Still anybody who doesn't know Morandi's color palette? His color palette seemed to become synonymous with high aesthetics overnight. He has a Buddha-like attitude towards life and wants to escape the outside world. In today's world, it feels just like us. We had to stay at home, but he chose to cut socialize.


Giorgio Morandi


Giorgio Morandi (July 20, 1890 – June 18, 1964) was an Italian painter and printmaker who specialized in still life.



Giorgio Morandi' Life


Giorgio Morandi spent most of his life in Bologna, in northern Italy. It is home to the oldest University in Europe, the University of Bologna, established during the Middle Ages. At the same time, at the end of the Renaissance, the three Karachi brothers founded the earliest European Academy of Fine Arts in the same place -- Accademia di Belle Arti di Bologna [Academy of Fine Arts of Bologna].



Self-portrait


Giorgio Morandi studied at this school and became a teacher there at his 40, teaching etchings.


He has a very regular life, except teaching, only painting at home, almost no social contact. Italian art historian Leo Longines once described Giorgio Morandi as follows:

"In an ordinary town, where everyone is short and fat, Giorgio Morandi is tall and thin and wears loose clothes, like the people walking in Giacometti's works."



Giorgio Morandi, 20, the eldest son, was already a pillar of the family, making ends meet by teaching children how to paint shuttling between the four blocks of the old town.

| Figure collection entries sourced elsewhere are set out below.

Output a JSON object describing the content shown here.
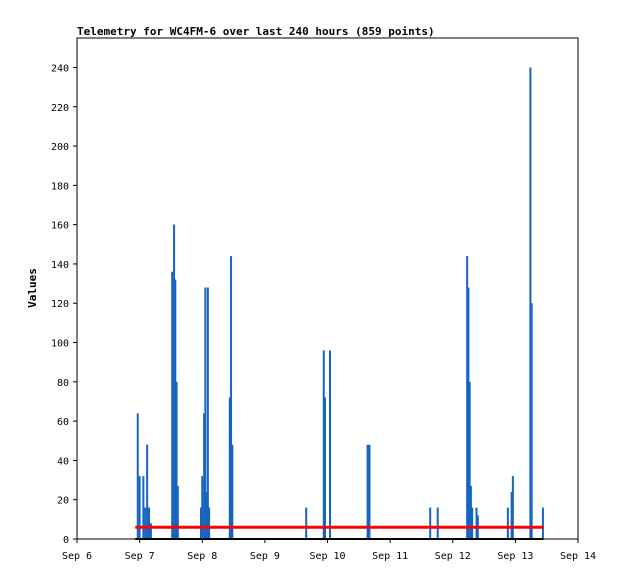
{
  "chart_data": {
    "type": "line",
    "title": "Telemetry for WC4FM-6 over last 240 hours (859 points)",
    "xlabel": "",
    "ylabel": "Values",
    "xlim": [
      "Sep 6",
      "Sep 14"
    ],
    "ylim": [
      0,
      255
    ],
    "x_ticks": [
      "Sep 6",
      "Sep 7",
      "Sep 8",
      "Sep 9",
      "Sep 10",
      "Sep 11",
      "Sep 12",
      "Sep 13",
      "Sep 14"
    ],
    "y_ticks": [
      0,
      20,
      40,
      60,
      80,
      100,
      120,
      140,
      160,
      180,
      200,
      220,
      240
    ],
    "grid": false,
    "legend": "none",
    "series": [
      {
        "color": "#1565c0",
        "style": "spikes",
        "points": [
          [
            6.97,
            64
          ],
          [
            7.0,
            32
          ],
          [
            7.06,
            32
          ],
          [
            7.09,
            16
          ],
          [
            7.12,
            48
          ],
          [
            7.15,
            16
          ],
          [
            7.18,
            8
          ],
          [
            7.52,
            136
          ],
          [
            7.55,
            160
          ],
          [
            7.57,
            132
          ],
          [
            7.59,
            80
          ],
          [
            7.61,
            27
          ],
          [
            7.98,
            16
          ],
          [
            8.0,
            32
          ],
          [
            8.03,
            64
          ],
          [
            8.05,
            128
          ],
          [
            8.07,
            24
          ],
          [
            8.09,
            128
          ],
          [
            8.11,
            16
          ],
          [
            8.44,
            72
          ],
          [
            8.46,
            144
          ],
          [
            8.48,
            48
          ],
          [
            9.66,
            16
          ],
          [
            9.94,
            96
          ],
          [
            9.96,
            72
          ],
          [
            10.04,
            96
          ],
          [
            10.64,
            48
          ],
          [
            10.67,
            48
          ],
          [
            11.64,
            16
          ],
          [
            11.76,
            16
          ],
          [
            12.23,
            144
          ],
          [
            12.25,
            128
          ],
          [
            12.27,
            80
          ],
          [
            12.29,
            27
          ],
          [
            12.31,
            16
          ],
          [
            12.38,
            16
          ],
          [
            12.4,
            12
          ],
          [
            12.88,
            16
          ],
          [
            12.94,
            24
          ],
          [
            12.96,
            32
          ],
          [
            13.24,
            240
          ],
          [
            13.26,
            120
          ],
          [
            13.44,
            16
          ]
        ]
      },
      {
        "color": "#ff0000",
        "style": "line",
        "y": 6,
        "x_range": [
          6.93,
          13.45
        ]
      },
      {
        "color": "#000000",
        "style": "line",
        "y": 0,
        "x_range": [
          6.93,
          13.45
        ]
      }
    ]
  }
}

When you look for his course of life, you can't find any records that he was ever in love, let alone married. In his 74 years, he seldom left his native land, living with his three single sisters for most of his life.

Except at the age of 25, Morandi was sent to military service and experienced the historical traces of World War I. He spent a month and a half in the 2nd Parma Grenade Corps before being rushed to hospital with severe illness and leaving the hospital.

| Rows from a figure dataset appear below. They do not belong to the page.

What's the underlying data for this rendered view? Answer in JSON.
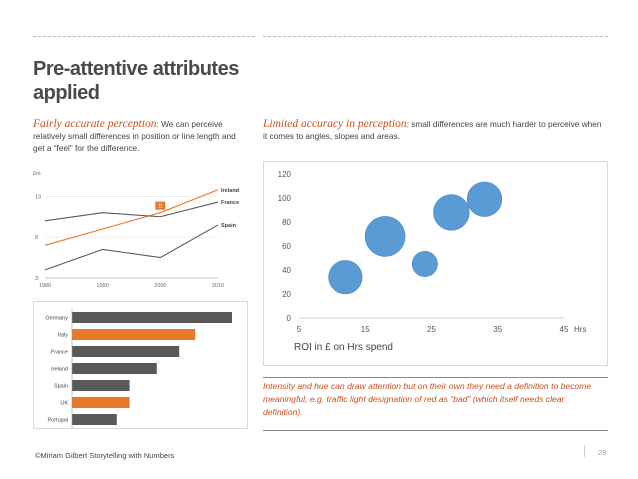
{
  "title": "Pre-attentive attributes applied",
  "left_text": {
    "emphasis": "Fairly accurate perception",
    "rest": ": We can perceive relatively small differences in position or line length and get a “feel” for the difference."
  },
  "right_text": {
    "emphasis": "Limited accuracy in perception",
    "rest": ": small differences are much harder to perceive when it comes to angles, slopes and areas."
  },
  "caption": "Intensity and hue can draw attention but on their own they need a definition to become meaningful, e.g. traffic light designation of red as “bad” (which itself needs clear definition).",
  "footer": "©Miriam Gilbert Storytelling with Numbers",
  "page_number": "28",
  "colors": {
    "accent": "#e8792b",
    "gray_line": "#595959",
    "bubble": "#5b9bd5",
    "gray_bar": "#595959"
  },
  "chart_data": [
    {
      "type": "line",
      "ylabel": "£m",
      "x": [
        1980,
        1990,
        2000,
        2010
      ],
      "yticks": [
        3,
        8,
        13
      ],
      "ylim": [
        3,
        15
      ],
      "series": [
        {
          "name": "Ireland",
          "values": [
            7.0,
            9.0,
            11.0,
            13.8
          ],
          "highlight": true
        },
        {
          "name": "France",
          "values": [
            10.0,
            11.0,
            10.5,
            12.3
          ],
          "highlight": false
        },
        {
          "name": "Spain",
          "values": [
            4.0,
            6.5,
            5.5,
            9.5
          ],
          "highlight": false
        }
      ],
      "annotation": {
        "label": "11",
        "x": 2000,
        "y": 11.0
      }
    },
    {
      "type": "bar",
      "orientation": "horizontal",
      "categories": [
        "Germany",
        "Italy",
        "France",
        "Ireland",
        "Spain",
        "UK",
        "Portugal"
      ],
      "values": [
        100,
        77,
        67,
        53,
        36,
        36,
        28
      ],
      "highlight": [
        false,
        true,
        false,
        false,
        false,
        true,
        false
      ]
    },
    {
      "type": "scatter",
      "bubble": true,
      "xlabel": "Hrs",
      "title": "ROI in £ on Hrs spend",
      "xticks": [
        5,
        15,
        25,
        35,
        45
      ],
      "yticks": [
        0,
        20,
        40,
        60,
        80,
        100,
        120
      ],
      "xlim": [
        5,
        45
      ],
      "ylim": [
        0,
        120
      ],
      "points": [
        {
          "x": 12,
          "y": 34,
          "size": 0.7
        },
        {
          "x": 18,
          "y": 68,
          "size": 1.0
        },
        {
          "x": 24,
          "y": 45,
          "size": 0.4
        },
        {
          "x": 28,
          "y": 88,
          "size": 0.8
        },
        {
          "x": 33,
          "y": 99,
          "size": 0.75
        }
      ]
    }
  ]
}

When he got home, he seemed to lose interest in the outside world. At most, he takes day trips to Venice, Milan or Florence to see exhibitions.



But it was only when he was older than he ventured out of Italy, once to see a Cezanne exhibition in Switzerland and once to Paris.



Cezanne could have Giorgio Morandi walking out of the house because his art influenced him when he was a student.



Beginning in 1913, he painted a landscape of the SAN Victor Mountains at his family's summer home; Two years later, an attempt to imitate Cezanne's "Five Bathers" was made, but there were structural problems.



After that, except a couple of self-portraits of himself as a young man, Giorgio Morandi eschewed figural images.


Self-portrait


He was fascinated by Cezanne, which is why he painted so many bottles and cans. Through the daily still life, he found his own way to reduce more, make the objects simple and the picture purer.



Still Life by Cezanne



Still Life by Morandi


The reason for choosing simple subjects, he said in an interview:


"I remembered Galileo's words: the true book of philosophy, the book of nature, is a far cry from our own alphabet. The words are triangle, square, circle, sphere, pyramid, cone, and other geometric shapes. Galileo's ideas supported my long-held belief that the visible world is a world of forms, and that it is difficult, if not impossible, to put into words the feelings and images that sustain it. They are ultimately feelings, feelings that have no connection to daily events."


Morandi Color Palette


In the artist's studio, there are two paint boxes he used during his lifetime, one of which is filled with various glass bottles containing stone powder.


As you can see, Morandi's color palette is more traditional: ground stone, mixed with oil and colored with tubular pigments, which were invented in the mid-19th century.


Therefore, the color on the canvas has a very high purity and transparency. The method looks easy, but the modulation is very complicated.



Balthus once said: "Morandi is undoubtedly the closest European painter to Chinese painting, and he was frugal to the extreme in materials. His artistic realm is consistent with Chinese art in concept."

When he died, people called the color tendency of his paintings "Morandi color palette", which profoundly influenced the design and fashion industry.